I have a PCI DSS compliant environment which runs several apps and I want to restart only one app without restarting the server. I don\'t have the manager because apparently
Without access to the manager application, you can't do it. If you can get access to the manager application, and still want to use the command line instead of your web browser, you can try this command-line script for managing tomcat called tomcat-manager. It requires Python, but allows you to do stuff from a Unix shell like:
$ tomcat-manager --user=admin --password=newenglandclamchowder \
> http://localhost:8080/manager/ reload /myapp
and:
$ tomcat-manager --user=admin --password=newenglandclamchowder \
> http://localhost:8080/manager deploy /myapp ~/src/myapp/myapp.war
works change the name of the app.war to temp app.war.bkp(any name for backup) and then when tomcat delete the source folder of webapp change the name of .bkp to original name. this work only for console access user.
I know I am late to the party, but a little trick you can do in order to reload the app from the command line is to go to the web.xml of the application and simply touch it.

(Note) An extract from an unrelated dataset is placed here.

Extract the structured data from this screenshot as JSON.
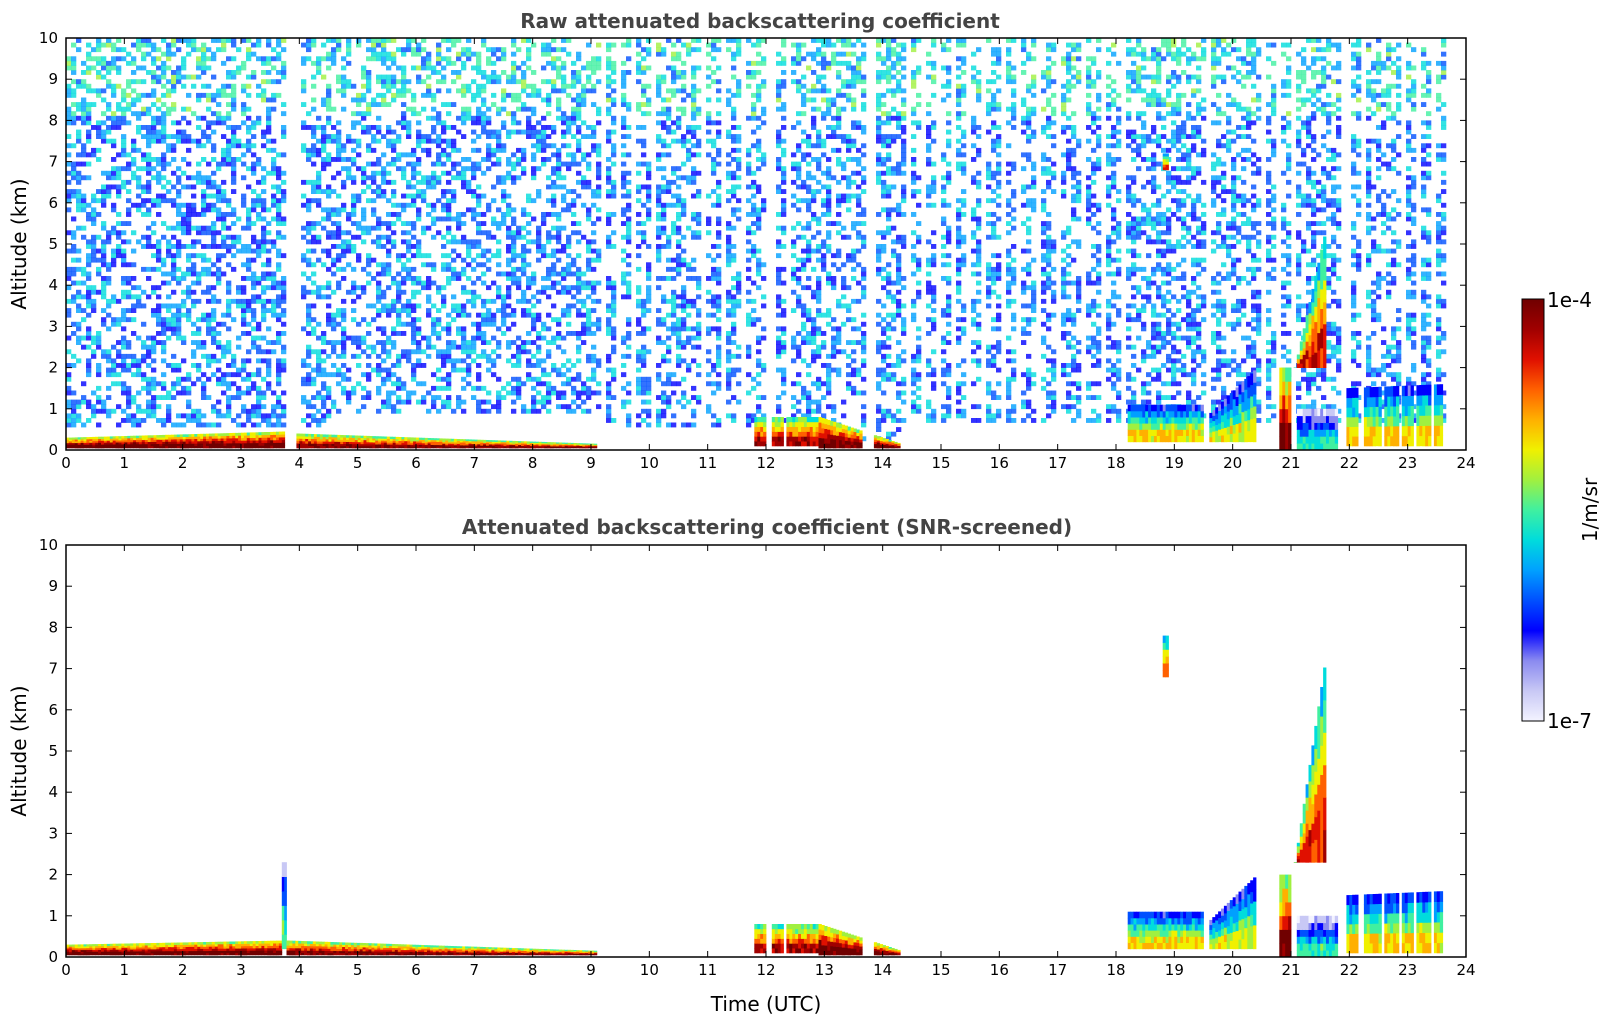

cd webapps/<webapp-name>/WEB-INF/
touch web.xml
tomcat reloads the application every time it notices a change on this file, if you simply touch it, you are not actually modifying the file, just the timestamp.
Here's how I do it:
${TOMCAT}/conf/tomcat-users.xml
:<user username="admin" password="secret" roles="manager-gui,manager-script"/>
Otherwise, you will get a 403 error because of cross-site request forgery (CSRF) protection.
Use curl
or whatever command line tool you like to fetch the URl <yourserver>/manager/text/reload?path=/<context_path>
:
curl --user user:secret http://localhost:8080/manager/text/reload?path=/mypath
Unfortunately I do not think there is a way to do this from the command line. Instead, I would recommend seeing if there is a way to host the single application you need to restart in a separate instance of Tomcat so you can restart that instance without affecting the other applications.